Overview
In this talk, the speaker will review his work on the formation of Silicon Valley (1930s-1970s) from a policy perspective. He will also discuss two new research projects : the environmental history of Silicon Valley (1970s-1999s) and the evolution of Moore's Law. He will focus especially on Moore's Law as a managerial and governance tool and on the current breakdown of the International Technology Roadmap for Semiconductors.
Simplified personal history
Christophe Lécuyer is professor of the history of science and technology at Université Pierre et Marie Curie (LIP6) and senior research fellow at the Charles Babbage Institute at the University of Minnesota.

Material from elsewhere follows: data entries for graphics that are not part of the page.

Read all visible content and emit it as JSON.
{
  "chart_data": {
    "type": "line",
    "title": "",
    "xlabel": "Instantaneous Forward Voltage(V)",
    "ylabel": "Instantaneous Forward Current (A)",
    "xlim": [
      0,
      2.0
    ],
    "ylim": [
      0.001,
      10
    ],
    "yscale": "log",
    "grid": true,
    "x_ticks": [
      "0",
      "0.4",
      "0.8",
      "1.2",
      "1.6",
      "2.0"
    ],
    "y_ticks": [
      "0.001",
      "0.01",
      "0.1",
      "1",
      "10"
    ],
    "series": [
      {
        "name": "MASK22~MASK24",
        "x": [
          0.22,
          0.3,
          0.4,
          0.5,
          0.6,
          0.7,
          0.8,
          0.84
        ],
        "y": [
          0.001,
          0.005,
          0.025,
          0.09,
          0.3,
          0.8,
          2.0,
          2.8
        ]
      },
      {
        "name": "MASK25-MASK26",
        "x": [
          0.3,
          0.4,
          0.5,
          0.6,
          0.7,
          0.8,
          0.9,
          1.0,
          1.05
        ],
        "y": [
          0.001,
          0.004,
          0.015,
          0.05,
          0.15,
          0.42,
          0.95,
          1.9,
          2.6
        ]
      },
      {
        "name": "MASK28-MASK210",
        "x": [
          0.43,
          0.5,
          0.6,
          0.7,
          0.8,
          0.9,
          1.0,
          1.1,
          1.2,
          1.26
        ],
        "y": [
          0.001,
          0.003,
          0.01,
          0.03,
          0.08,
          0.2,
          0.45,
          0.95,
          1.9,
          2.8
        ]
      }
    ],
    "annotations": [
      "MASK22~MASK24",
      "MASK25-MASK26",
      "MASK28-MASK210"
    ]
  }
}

He was educated at the Ėcole Normale Supérieure (Ulm) and received his Ph.D. from Stanford University. A former postdoctoral fellow at the Dibner Institute for the History of Science and Technology, he taught at MIT, Stanford, and the University of Virginia and held senior research appointments at the Collegium de Lyon, the Institute of Advanced Studies located at the ENS de Lyon, and the Institute for Advanced Studies at Central European University in Budapest. Much of his research has been devoted to the history of computing, microelectronics, advanced materials, and scientific instrumentation.
He is the author of Making Silicon Valley: Innovation and the Growth of High Tech, 1930-1970 (MIT Press, 2006) and the co-author (with David C. Brock) of Makers of the Microchip: A Documentary History of Fairchild Semiconductor (MIT Press, 2010). These books received respectively the Computer History Museum Prize (2009) and the Eugene S. Ferguson Prize (2013) of the Society for the History of Technology.
He is now teaching the course titled "Understanding Silicon Valley" at National Graduate Institute for Policy Studies in Tokyo, Japan.